Illustration by Alex Lukas
Illustration by Alex Lukas

In July, following a monthlong trial, a federal jury in Chicago convicted my client, Calvin Townsend, of four counts of bank and mortgage fraud. Later this year, he will probably be sentenced to federal prison.

Townsend is one of many minor players paying a heavy price for their roles in the mortgage meltdown, while the major figures avoid any responsibility.

Townsend is a 52-year-old black man from the South Side of Chicago. He had been a train conductor and a part-time real-estate agent until 2005, when he attended a seminar on how to use other people’s good credit to invest in property with no money down.

During the next two years, Townsend used such “nominee purchasers” to buy 21 homes. Eager-to-please mortgage lenders provided 100 percent financing for the loans, which were then repackaged by Wall Street investment banks and sold to investors.

About a week after each home purchase, Townsend would enter into a written contract with the nominee buyer in which he agreed to make all the mortgage payments and to pay the buyer a flat fee of about $15,000. In return, Townsend got the right to re-sell the property and realize the anticipated gains from the then-rising housing market.

Townsend was true to his word, using the large commissions he earned as the agent on these sales to make 210 mortgage payments on his properties. But in 2007, after the housing market collapsed and none of the properties would sell, his money ran out, and all of his loans went into default. He lost everything, including his own house, and moved his wife and two children into a Comfort Inn.

In 2008, the U.S. government indicted Townsend, together with 20 others on the bottom rung of the mortgage mess, for fraud. Townsend pleaded not guilty and was tried along with a loan officer he had worked with; the girlfriend of the man who ran the how-to-get-rich-in-real-estate seminars; and three nominee purchasers who had bought properties for the seminar leader. All of the defendants were indigent and qualified for court-appointed counsel. I was picked to represent Townsend and, at the conclusion of the case, I will be paid $125 an hour by the U.S. taxpayers.

Accusations of Fraud

During the trial, the prosecutors argued that Townsend had defrauded the mortgage lenders -- including Countrywide Bank, Fremont Investment & Loan and Washington Mutual Bank -- by failing to disclose his arrangements with the nominee buyers. Executives from these lenders testified about their strict underwriting policies on mortgage loans.

On cross-examination, I tried to point out that the lenders, banking on short-term profits, had encouraged people such as Townsend to bring them more and more loans, regardless of the borrowers’ ability to repay, and then sold their bad loans to Wall Street. These very lenders had been advertising “liar loans” with “no income verification required.” In a rare unscripted moment, one nominee buyer (who was a cooperating government witness), said the lending banks “just feel your pulse and see if your heart is beating and give you a loan.”

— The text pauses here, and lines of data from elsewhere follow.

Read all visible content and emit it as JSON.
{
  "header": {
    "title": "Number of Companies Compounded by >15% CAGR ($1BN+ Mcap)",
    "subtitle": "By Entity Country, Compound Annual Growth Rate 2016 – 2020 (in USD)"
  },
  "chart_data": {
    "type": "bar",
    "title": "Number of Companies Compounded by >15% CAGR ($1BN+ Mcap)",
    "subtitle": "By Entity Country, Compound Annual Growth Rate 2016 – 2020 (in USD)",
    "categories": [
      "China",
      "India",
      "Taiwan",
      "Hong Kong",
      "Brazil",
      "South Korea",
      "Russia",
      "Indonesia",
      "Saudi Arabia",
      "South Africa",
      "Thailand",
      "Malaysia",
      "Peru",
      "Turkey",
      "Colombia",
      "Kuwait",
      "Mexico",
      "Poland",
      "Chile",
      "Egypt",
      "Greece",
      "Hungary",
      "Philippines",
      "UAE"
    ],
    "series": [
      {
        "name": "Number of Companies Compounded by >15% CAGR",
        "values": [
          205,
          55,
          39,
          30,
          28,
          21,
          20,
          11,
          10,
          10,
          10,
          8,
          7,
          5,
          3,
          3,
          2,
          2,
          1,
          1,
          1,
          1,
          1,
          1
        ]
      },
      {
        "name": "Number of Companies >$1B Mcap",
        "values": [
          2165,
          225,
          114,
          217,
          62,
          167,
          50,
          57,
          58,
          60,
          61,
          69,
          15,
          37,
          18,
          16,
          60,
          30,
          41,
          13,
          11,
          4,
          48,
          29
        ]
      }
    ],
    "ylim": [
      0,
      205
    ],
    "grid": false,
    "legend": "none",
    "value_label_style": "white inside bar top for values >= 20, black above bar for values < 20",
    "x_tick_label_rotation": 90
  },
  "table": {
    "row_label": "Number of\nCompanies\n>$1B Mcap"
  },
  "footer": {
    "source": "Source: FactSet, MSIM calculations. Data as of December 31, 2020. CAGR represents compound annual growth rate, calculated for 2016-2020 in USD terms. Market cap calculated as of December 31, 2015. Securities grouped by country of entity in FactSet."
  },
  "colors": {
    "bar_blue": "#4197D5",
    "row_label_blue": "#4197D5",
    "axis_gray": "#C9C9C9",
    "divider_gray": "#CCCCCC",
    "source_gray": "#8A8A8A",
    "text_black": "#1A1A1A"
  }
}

I tried to convince the judge that the jury needed to know the truth about the lenders in order to determine whether Townsend had had any intent to defraud and whether he had made any material misrepresentations. But the judge accepted the federal prosecutors’ argument that the sins of the lenders were “irrelevant,” and that if such evidence were introduced at trial, there would be a risk of “jury nullification” -- that is, the jury might be tempted to acquit the defendants because others not on trial were more culpable. No evidence or argument about the corrupt practices of the lenders was allowed.

It was not technically illegal for Townsend to make his financial arrangements with the buyers after their purchases. Nor did he have any obligation to disclose them on the federal Housing and Urban Development closing statement, which requires disclosure only of payments made at the time of closing. Nevertheless, the prosecutor asked the jury in summation about Townsend’s arrangements with the buyers, “Don’t you think the lenders would have wanted to know?”

In all likelihood, the true answer is no.

Townsend and the other defendants were convicted on all counts, and each one accepted the jury’s verdict quietly.

On the way out of the courthouse, the former loan officer lamented that she had stayed out of trouble all her 45 years and now faced a lengthy prison sentence merely for doing what the bankers had wanted.

Three days after the verdict, I received a letter from a distraught juror, who said she had held out for Townsend longer than the others, indicating that she knew the lenders’ loan practices had been predatory. “It is small consolation, I know, but I will tell you that my conscience is not clear.”

In the 1980s, Operation Greylord exposed rampant corruption and bribery in Chicago’s state criminal courts. One side effect of this corruption was that criminal defendants who didn’t pay bribes were given maximum prison time so that the corrupt judges could appear to be tough on crime. A similar thing is happening now in the cleanup of the mortgage mess. The politically powerless are getting clobbered to make it appear that the government is serious about cracking down on fraud.

It’s easy for prosecutors to win convictions by going after the little guys. But this strategy does nothing to punish those most responsible for bad mortgages; nor will it deter future incidents of fraud.

(Leonard Goodman is a criminal defense lawyer in Chicago. The opinions expressed are his own.)